For those who get the Blu-Ray, the A/V quality is good, but not great. It is a slight step up from the quality of the DVD release, but it definitely did not get a great remaster. The extras are fairly sparse. The main one is a commentary track on the movie by a film critic, and some trailers for the movie as well as other Kino Lorber releases.

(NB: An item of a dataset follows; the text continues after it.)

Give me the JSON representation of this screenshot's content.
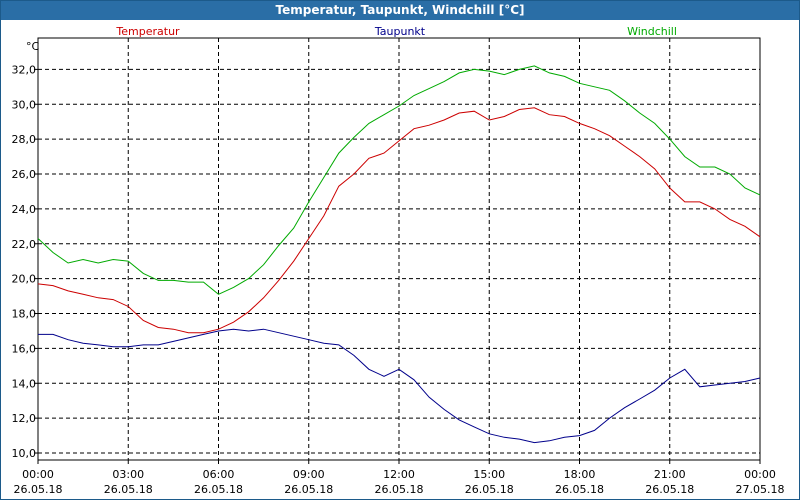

Overall, the movie is fun, but kind of dumb. Connelly was just at the point of her career where she was about to become a bigger star, having transitioned from child actor to more adult roles in this movie and The Hot Spot. This was pretty much the last movie she made in which she would be there mostly for eye candy, which the cover of the Blu-Ray pretty much establishes that she was. In fact, I saw an interview with Whaley years later in which he said that they never actually took that picture, but that it was photoshopped for the movie poster to capitalize on her sex appeal. For many of us who were teenagers back in the early 90s, it worked because Connelly in a tight tank top was definitely the main attraction. But, Whaley did a good job as a wisecracking Ferris-lite type character. The plot was totally unrealistic if, for no other reason, there is no way a single janitor is the only employee in the store overnight, and could never really figure out exactly what kind of movie it wanted to be. But, if you turn off your brain and don't over-analyze it, the movie is pretty fun and a nostalgic blast from the past.